= Traditional leaders in Zimbabwe =

Zimbabwean traditional leaders: roles, regulations, and lineage

Chiefs and traditional leaders in Zimbabwe are unelected, hereditary figures who serve as the primary local governance structure in rural areas, acting as custodians of cultural values, customs, and communal land while also performing administrative and judicial functions within their communities.

==Roles==
Traditional leaders play many roles in Zimbabwean communities, culture and families. They help to promote and uphold cultural values, facilitate development and resolving of disputes in their communities.

==Legal and Constitutional Framework==

The institution of traditional leadership is regulated and monitored within the parameters of the Constitution of Zimbabwe.

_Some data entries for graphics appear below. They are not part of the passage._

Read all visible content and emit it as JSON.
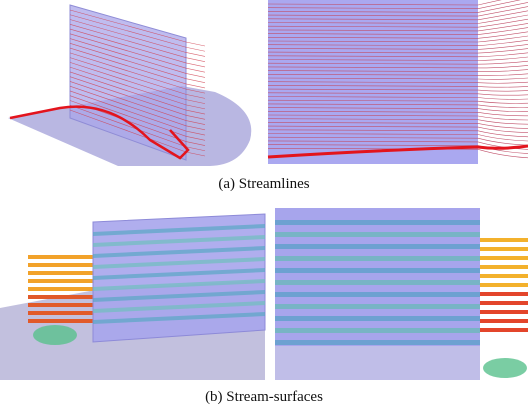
{
  "figure": {
    "panels": [
      {
        "caption": "(a) Streamlines"
      },
      {
        "caption": "(b) Stream-surfaces"
      }
    ]
  }
}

These leaders are put in position by the government of Zimbabwe to work with the people.

==Leadership and Lineage==

A chief is not elected into office by popular vote, but through lineage, and is thus in office for life.

==Land Custodianship==

Chiefs and traditional leaders are custodians, not owners, of land, holding it in trust for the community. Their role is to safeguard land and community values for past, present, and future generations, managing it ethically and fairly according to shared norms.

The community owns the land, while chiefs manage it. Documenting customary practices through collective agreement helps ensure tradition remains accountable. A key distinction is made between sovereignty (owning territory) and stewardship (managing resources for others), positioning traditional leadership as a service rooted in trust, consensus, and accountability

==Communal Land Governance and Public Awareness==
In terms of the Communal Land Act, communal land is vested in the State and is not subject to sale. Rights of occupation and use may be granted in accordance with the Act and related legislation. Government responses to illegal land allocations have included public awareness initiatives and measures to clarify the lawful roles of traditional leaders and to prevent unauthorised land transactions.